Lassen Sie mich kurz zur Akademie, die seit 1950 Hochschule für Grafik und Buchkunst heißt, zurückkehren. Nach dem zweiten Weltkrieg löste sie ihre reprophotographische Abteilung auf, gliederte sie an die Meisterschule für das graphische Gewerbe an und trennte sich auch von den Maschinen. Aktiv wurde der Lichtdruck im Hause nicht mehr betrieben. Aber die Vorzüge des Verfahrens finden sich in Folge vor allem in den Veröffentlichungen des Instituts für Buchgestaltung unter der Leitung von Albert Kapr, hier v.a. in den hervorragenden Faksimiles der Schreibmeisterbücher, die in Kooperation mit dem Buch- und Schriftmuseum der Deutschen Bücherei entstanden. Die älteren von Ihnen werden sich erinnern, dass 1988 (damals gab es noch 12 Betriebe weltweit) in der Galerie der HGB eine Ausstellung zum Lichtdruck stattfand, die auch als Geste der Unterstützung gedacht war, um das grafische Verfahren in der Stadt zu halten. Einer schmalen Publikation war jeweils eine im Lichtdruck vervielfältigte Originalgrafik z.B. von Rolf Münzner beigelegt. Die echte Anmutung war und bleibt verblüffend.

Richard Sennetts Buch „Handwerk“, das 2007 in deutscher Übersetzung erschien, ist auch Ausdruck einer neuen Hinwendung zum Prozess des präzisen menschlichen Arbeitens, das hoch motiviert und ritualisiert stattfindet und in dem Intelligenz, Wahrnehmungsgefühl, Material und Handfertigkeit auf ideale Weise wieder zusammenfinden. Auch wenn hier eine mehr als 100 Jahre alte Idee der Verschmelzung von Kunst und Handwerk wieder aufscheint und eine vielleicht romantische Sehnsucht mitschwingt, ergeben sich aus dieser Sicht neue Impulse.

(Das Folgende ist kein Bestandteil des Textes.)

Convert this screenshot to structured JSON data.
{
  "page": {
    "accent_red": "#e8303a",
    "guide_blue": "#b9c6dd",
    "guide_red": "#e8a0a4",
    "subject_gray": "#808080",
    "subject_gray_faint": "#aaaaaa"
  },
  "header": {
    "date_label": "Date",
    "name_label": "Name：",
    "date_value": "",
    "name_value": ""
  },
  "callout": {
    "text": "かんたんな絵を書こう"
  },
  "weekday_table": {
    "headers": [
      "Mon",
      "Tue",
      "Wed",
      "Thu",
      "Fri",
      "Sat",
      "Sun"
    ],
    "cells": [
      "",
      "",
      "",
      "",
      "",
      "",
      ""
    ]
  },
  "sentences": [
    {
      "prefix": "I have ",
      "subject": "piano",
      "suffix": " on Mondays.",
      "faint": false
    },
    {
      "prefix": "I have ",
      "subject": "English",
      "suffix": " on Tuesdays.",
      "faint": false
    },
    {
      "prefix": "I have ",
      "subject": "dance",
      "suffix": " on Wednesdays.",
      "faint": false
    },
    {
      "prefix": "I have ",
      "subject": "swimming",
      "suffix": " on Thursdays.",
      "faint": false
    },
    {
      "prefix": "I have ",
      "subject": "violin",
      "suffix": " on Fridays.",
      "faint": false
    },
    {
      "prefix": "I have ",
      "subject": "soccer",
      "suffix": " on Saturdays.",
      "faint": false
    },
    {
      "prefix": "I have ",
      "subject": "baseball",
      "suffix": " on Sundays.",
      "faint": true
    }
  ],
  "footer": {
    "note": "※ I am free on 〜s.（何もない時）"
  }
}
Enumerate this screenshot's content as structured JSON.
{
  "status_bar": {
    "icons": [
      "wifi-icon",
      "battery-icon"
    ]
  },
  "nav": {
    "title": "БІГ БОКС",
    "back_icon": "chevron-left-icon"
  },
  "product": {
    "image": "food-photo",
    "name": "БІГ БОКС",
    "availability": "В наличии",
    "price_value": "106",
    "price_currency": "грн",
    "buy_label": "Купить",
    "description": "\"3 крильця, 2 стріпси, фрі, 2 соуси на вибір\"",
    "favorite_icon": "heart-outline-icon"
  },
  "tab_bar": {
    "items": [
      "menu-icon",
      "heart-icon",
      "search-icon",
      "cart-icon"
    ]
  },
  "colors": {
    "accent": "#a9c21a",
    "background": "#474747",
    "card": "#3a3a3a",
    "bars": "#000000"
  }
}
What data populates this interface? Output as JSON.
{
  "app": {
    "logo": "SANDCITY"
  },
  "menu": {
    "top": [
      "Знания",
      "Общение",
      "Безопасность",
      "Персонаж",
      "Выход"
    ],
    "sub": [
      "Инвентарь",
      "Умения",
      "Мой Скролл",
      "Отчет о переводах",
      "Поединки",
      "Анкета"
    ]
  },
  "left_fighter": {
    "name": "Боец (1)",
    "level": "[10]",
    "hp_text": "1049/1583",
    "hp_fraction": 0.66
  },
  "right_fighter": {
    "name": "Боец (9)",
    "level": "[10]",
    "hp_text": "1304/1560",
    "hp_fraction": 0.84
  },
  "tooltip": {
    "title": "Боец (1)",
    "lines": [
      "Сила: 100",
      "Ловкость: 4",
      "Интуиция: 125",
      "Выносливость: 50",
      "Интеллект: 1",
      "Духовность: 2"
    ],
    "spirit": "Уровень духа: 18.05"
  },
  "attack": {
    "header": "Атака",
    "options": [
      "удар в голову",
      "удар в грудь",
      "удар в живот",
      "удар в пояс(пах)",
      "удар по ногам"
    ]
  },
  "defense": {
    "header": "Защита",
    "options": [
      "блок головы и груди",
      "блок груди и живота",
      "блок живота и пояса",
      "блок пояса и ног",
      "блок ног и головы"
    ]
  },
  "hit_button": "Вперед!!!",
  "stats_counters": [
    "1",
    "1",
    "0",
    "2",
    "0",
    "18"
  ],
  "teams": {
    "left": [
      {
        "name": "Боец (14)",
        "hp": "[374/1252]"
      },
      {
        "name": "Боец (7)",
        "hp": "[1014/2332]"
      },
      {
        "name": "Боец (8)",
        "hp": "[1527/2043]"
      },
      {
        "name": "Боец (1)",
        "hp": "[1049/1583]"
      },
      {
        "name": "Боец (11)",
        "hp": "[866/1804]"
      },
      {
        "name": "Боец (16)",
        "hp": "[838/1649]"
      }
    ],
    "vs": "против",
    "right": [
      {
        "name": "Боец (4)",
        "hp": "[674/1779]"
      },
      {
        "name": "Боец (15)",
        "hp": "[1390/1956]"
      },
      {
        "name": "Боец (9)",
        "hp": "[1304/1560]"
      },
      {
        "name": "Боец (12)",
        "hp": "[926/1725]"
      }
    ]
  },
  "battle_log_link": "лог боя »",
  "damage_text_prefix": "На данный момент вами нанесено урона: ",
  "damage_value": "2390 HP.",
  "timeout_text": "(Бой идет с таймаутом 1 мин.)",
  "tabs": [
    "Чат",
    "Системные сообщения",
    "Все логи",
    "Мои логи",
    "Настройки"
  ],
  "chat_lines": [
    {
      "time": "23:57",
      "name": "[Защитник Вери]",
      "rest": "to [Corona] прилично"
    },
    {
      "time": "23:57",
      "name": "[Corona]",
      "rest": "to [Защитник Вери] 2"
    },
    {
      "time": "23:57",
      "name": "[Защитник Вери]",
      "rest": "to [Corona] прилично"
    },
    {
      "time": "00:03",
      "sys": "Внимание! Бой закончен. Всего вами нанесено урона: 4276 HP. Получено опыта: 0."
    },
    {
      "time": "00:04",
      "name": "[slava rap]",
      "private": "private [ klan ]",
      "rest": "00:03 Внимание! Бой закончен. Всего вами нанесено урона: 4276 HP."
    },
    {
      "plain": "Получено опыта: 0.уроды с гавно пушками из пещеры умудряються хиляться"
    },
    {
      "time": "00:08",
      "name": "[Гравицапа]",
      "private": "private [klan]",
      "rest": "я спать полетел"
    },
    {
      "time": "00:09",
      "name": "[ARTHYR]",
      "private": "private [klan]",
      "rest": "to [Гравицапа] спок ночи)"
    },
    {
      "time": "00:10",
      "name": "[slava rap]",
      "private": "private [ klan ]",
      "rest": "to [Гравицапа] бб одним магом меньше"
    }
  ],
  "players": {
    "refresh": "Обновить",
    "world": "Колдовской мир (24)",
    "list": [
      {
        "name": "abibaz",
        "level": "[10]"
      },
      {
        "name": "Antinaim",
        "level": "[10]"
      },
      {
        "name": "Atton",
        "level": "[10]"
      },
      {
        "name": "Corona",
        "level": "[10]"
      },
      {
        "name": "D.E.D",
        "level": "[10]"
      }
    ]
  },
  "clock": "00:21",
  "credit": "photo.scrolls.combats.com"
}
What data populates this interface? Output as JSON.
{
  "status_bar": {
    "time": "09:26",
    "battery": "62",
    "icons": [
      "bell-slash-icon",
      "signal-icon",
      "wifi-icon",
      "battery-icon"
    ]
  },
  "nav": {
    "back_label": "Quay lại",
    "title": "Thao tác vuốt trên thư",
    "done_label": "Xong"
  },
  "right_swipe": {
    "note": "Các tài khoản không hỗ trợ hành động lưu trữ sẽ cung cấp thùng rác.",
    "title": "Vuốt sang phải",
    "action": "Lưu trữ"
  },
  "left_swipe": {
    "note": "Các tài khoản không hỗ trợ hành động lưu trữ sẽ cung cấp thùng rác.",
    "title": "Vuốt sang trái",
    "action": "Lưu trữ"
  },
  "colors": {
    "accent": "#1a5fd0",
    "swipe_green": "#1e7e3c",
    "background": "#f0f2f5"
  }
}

Eine besondere Zukunft des Lichtdrucks kann in seiner künstlerischen Nutzung liegen und wenn Olaf Wegewitz im Zusammenspiel mit den Meistern des Lichtdrucks in Leipzig gerade hier neue Wege gegangen ist, so ist es letztlich ein besonderer Glücksfall für die Technik, die letztlich das Schicksal vieler Reproduktionstechniken (Kupferstich, Holzstich. Lithografie) teilt, die nach ihrem wirtschaftlichen Bedeutungsverlust zum Experimentierfeld der KünstlerInnen wurden und damit sozusagen eine neue Existenz begründeten. Dass der Lichtdruck eigentlich Flachdruckeigenschaften mit feinen skulpturalen Elementen verbindet, dass gerade das Licht, als eine der wichtigsten Kunstmetaphern, hier eine so große Rolle spielt und letztlich auch das organische Material eine eigene sinnliche Ästhetik hat, mag zu der Faszination für KünstlerInnen beitragen. Und natürlich ist es auch die Arbeit mit der verlorenen Form, die kleinen Auflagen, die sich für Editionen besonders gut eignen. Wichtig scheint mir unbedingt der Aspekt des gemeinsamen Arbeitens, der letztlich zu einer Art geteilter Autorenschaft zwischen dem Künstler und dem Drucker führt.